Avis |  La violence armée est comme ce qu’était la ségrégation.  Une tache morale non traitée.

Pourtant, une grande partie de notre dialogue national ces jours-ci appelle à se concentrer sur les notions de privilège, de préjugé, d’iniquité et de vocabulaire, et alors que la plupart des Américains veulent une sorte de réforme des armes à feu, la plupart sont moins d’accord avec l’idée que nous devons révolutionner nos attitudes. sur ces autres questions. Une enquête de Pew Research de 2020 a révélé qu’aux États-Unis, seulement 40 % disent que « les gens devraient faire attention à ce qu’ils disent pour éviter d’offenser les autres » contre 57 % qui disent que « les gens d’aujourd’hui sont trop facilement offensés par ce que les autres disent ».

En lisant cela, nous sommes plus nombreux à penser que les armes à feu sont un problème urgent et que le politiquement correct ne l’est pas. Et pourtant, notre discours se concentre fréquemment sur cette question, ne se concentrant que brièvement sur les armes à feu dans le sillage immédiat des tragédies. Pour ceux qui pensent que le racisme est toujours notre principal problème, nous pourrions même penser à compter sur les armes à feu comme une composante des efforts antiracistes, étant donné les cas répétés de violence motivés par le racisme.

Sachant cela et sachant que les efforts législatifs au niveau national n’ont abouti à rien après des fusillades à Sandy Hook, Parkland, un Walmart à El Paso et à l’extérieur d’un bar à Dayton, le jugement ne devrait plus seulement être une nouvelle tentative de changer les lois sur les armes à feu, mais aussi de confronter le fait que cela semble impossible, et ce que cela suggère sur la trajectoire même de l’expérience américaine.

Mon pessimisme peut sembler injustifié. Après tout, il fut un temps où il était raisonnable de penser que peu de choses changeraient vraiment sur le front des droits civiques en Amérique.
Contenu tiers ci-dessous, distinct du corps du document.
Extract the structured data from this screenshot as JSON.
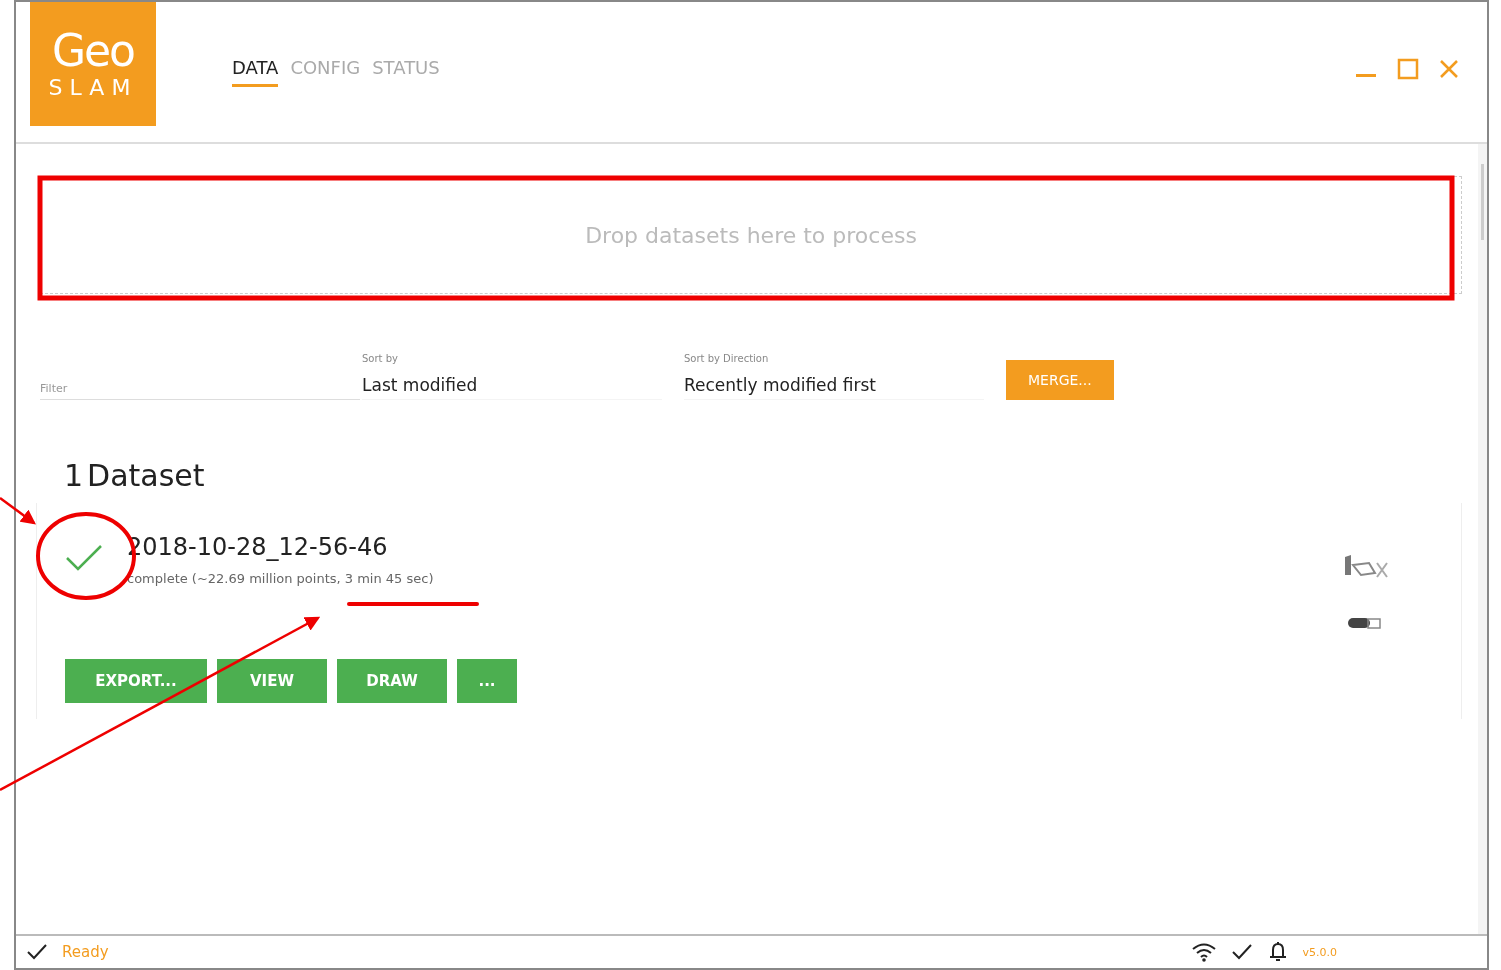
{
  "logo": {
    "mark": "Geo",
    "wordmark": "SLAM"
  },
  "tabs": [
    {
      "label": "DATA",
      "selected": true
    },
    {
      "label": "CONFIG",
      "selected": false
    },
    {
      "label": "STATUS",
      "selected": false
    }
  ],
  "drop_zone": {
    "text": "Drop datasets here to process"
  },
  "filter": {
    "placeholder": "Filter"
  },
  "sort_by": {
    "label": "Sort by",
    "value": "Last modified"
  },
  "sort_direction": {
    "label": "Sort by Direction",
    "value": "Recently modified first"
  },
  "merge_button": "MERGE...",
  "dataset_count": {
    "count": "1",
    "label": "Dataset"
  },
  "datasets": [
    {
      "name": "2018-10-28_12-56-46",
      "status": "complete (~22.69 million points, 3 min 45 sec)",
      "complete": true,
      "buttons": [
        "EXPORT...",
        "VIEW",
        "DRAW",
        "..."
      ]
    }
  ],
  "status_bar": {
    "text": "Ready",
    "version": "v5.0.0"
  }
}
Les citoyens noirs et autres personnes de bonne volonté avaient manifesté, prononcé des discours et en avaient marre bien avant les victoires des droits civiques des années 1950 et 1960, pour se heurter à la résistance d’un cadre uni de membres du Congrès ouvertement racistes hostiles aux appels à l’intégration.

Le sénateur Richard Russell Jr. – un démocrate de Géorgie qui a donné son nom au bâtiment du Sénat de Russell – a fait obstruction à la loi sur les droits civils de 1964 et avait, plus tôt dans sa carrière, répondu à un challenger en déclarant: «En tant que personne qui est née et a grandi dans l’atmosphère du vieux Sud, avec six générations de mes ancêtres reposant maintenant sous le sol du Sud, je suis prêt à aller aussi loin et à faire un aussi grand sacrifice pour préserver et assurer la suprématie blanche dans la vie sociale, économique et politique de notre État comme tout homme qui vit à l’intérieur de ses frontières.
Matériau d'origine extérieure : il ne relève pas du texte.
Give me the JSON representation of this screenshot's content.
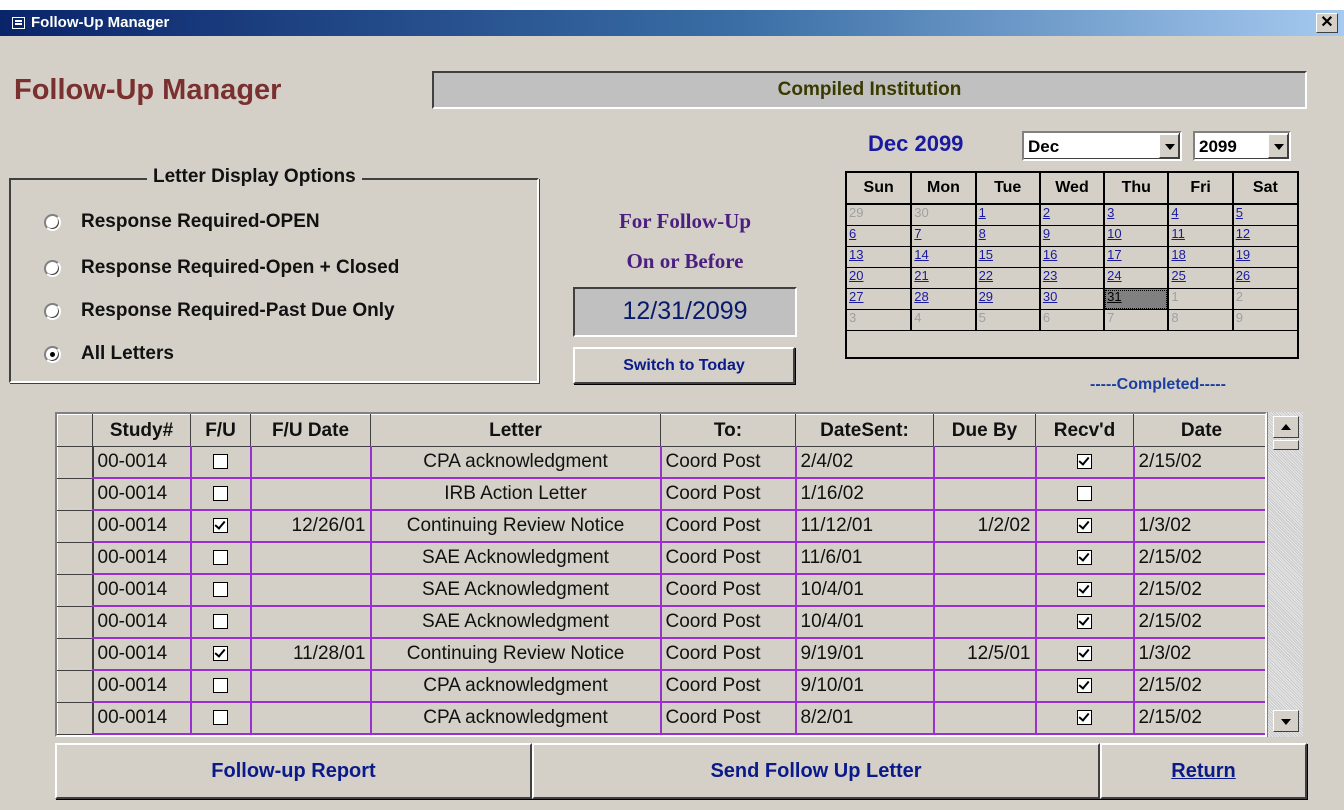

Une partie de ce qui a renversé le cours de la lutte pour les droits civils était une combinaison de technologie et de honte. La télévision a offert des preuves visuelles de la barbarie du racisme ségrégationniste avec une vivacité jusque-là inconnue de beaucoup d’Américains.

Mais cela ne fonctionnera pas cette fois. L’image en mouvement accessible instantanément a depuis longtemps perdu sa nouveauté, et la plupart des républicains au Congrès ne donnent aucune indication jusqu’à présent d’être émus par les images d’Uvalde ou par les faits. Tant qu’ils maintiennent cette posture, ils n’ont pas plus honte que les Dixiecrats d’autrefois – et notre système est arrivé à un point où ceux d’entre nous qui ont honte et veulent voter pour des gens qui feront quelque chose à ce sujet, sont contrarié.